1 A complicated metal flute. Belonged to a virtuoso at the Continuous Opera of Ochus. Charms audience once/week.
2 A wig made of impossibly thin strands of copper. Shields the wearer’s thoughts, but imparts a more-than-human coquetry.
3 Beautiful polydactyl white leather gloves. Wearer gains extra thumbs (+2 thief skills, no disadvantage for using two weapons).
4 A tardigrade shaped golden censer. Incense of the Sea (sealed minor water elemental, produces a cup of salt/day).
5 A necklace with kernels and seeds in impractical ampoule. One from each plant in the botanical garden of the Sleeping City.
6 Tattoo needles and green ink. Infected: Any tattoo will spread over the body until stopped by scars or burned skin.
7 Sandals with tribal history in pictograms engraved into soles.
8 The Executioner’s axe of Niph-Below-The-Sand. Attacks those that abuse hospitality in its presence, wielded or not.

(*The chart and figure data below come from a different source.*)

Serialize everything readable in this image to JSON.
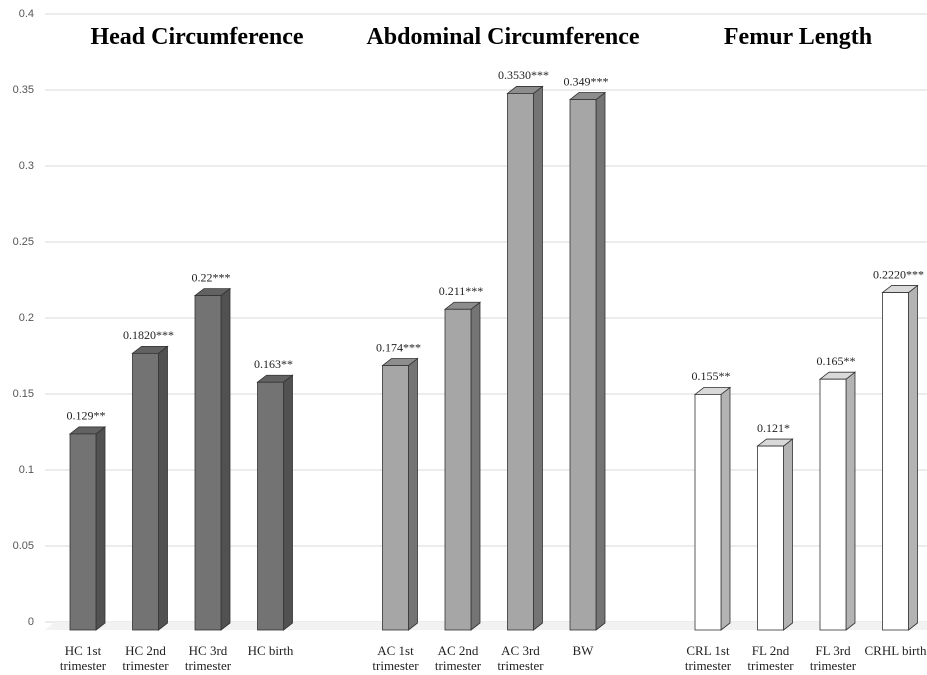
{
  "chart_data": {
    "type": "bar3d",
    "group_titles": [
      "Head Circumference",
      "Abdominal Circumference",
      "Femur Length"
    ],
    "categories": [
      "HC 1st trimester",
      "HC 2nd trimester",
      "HC 3rd trimester",
      "HC birth",
      null,
      "AC 1st trimester",
      "AC 2nd trimester",
      "AC 3rd trimester",
      "BW",
      null,
      "CRL 1st trimester",
      "FL 2nd trimester",
      "FL 3rd trimester",
      "CRHL birth"
    ],
    "values": [
      0.129,
      0.182,
      0.22,
      0.163,
      null,
      0.174,
      0.211,
      0.353,
      0.349,
      null,
      0.155,
      0.121,
      0.165,
      0.222
    ],
    "value_labels": [
      "0.129**",
      "0.1820***",
      "0.22***",
      "0.163**",
      null,
      "0.174***",
      "0.211***",
      "0.3530***",
      "0.349***",
      null,
      "0.155**",
      "0.121*",
      "0.165**",
      "0.2220***"
    ],
    "colors": [
      "#737373",
      "#737373",
      "#737373",
      "#737373",
      null,
      "#a6a6a6",
      "#a6a6a6",
      "#a6a6a6",
      "#a6a6a6",
      null,
      "#ffffff",
      "#ffffff",
      "#ffffff",
      "#ffffff"
    ],
    "ylim": [
      0,
      0.4
    ],
    "yticks": [
      0,
      0.05,
      0.1,
      0.15,
      0.2,
      0.25,
      0.3,
      0.35,
      0.4
    ],
    "grid": true
  }
}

9 The Ark of Dybbuk. Carries 1d4-1 ancient souls, waiting for new bodies to inhabit (demands a ritual).
10 Unbound verse by The Poet in the Tower. ST or inflicts madness if heard by the uninitiated.
11 A sturgeonite copper scroll. Ciphered map to caviar cache.
12 The Key of Second Solomon (opens any mundane lock once)
13 A Mantle of sand. Minor sand spirit forms a stylish mantle around the wearer of the contract (+1 AC, can’t cross water, en­cumbering when wet). Signed contract in silver locket.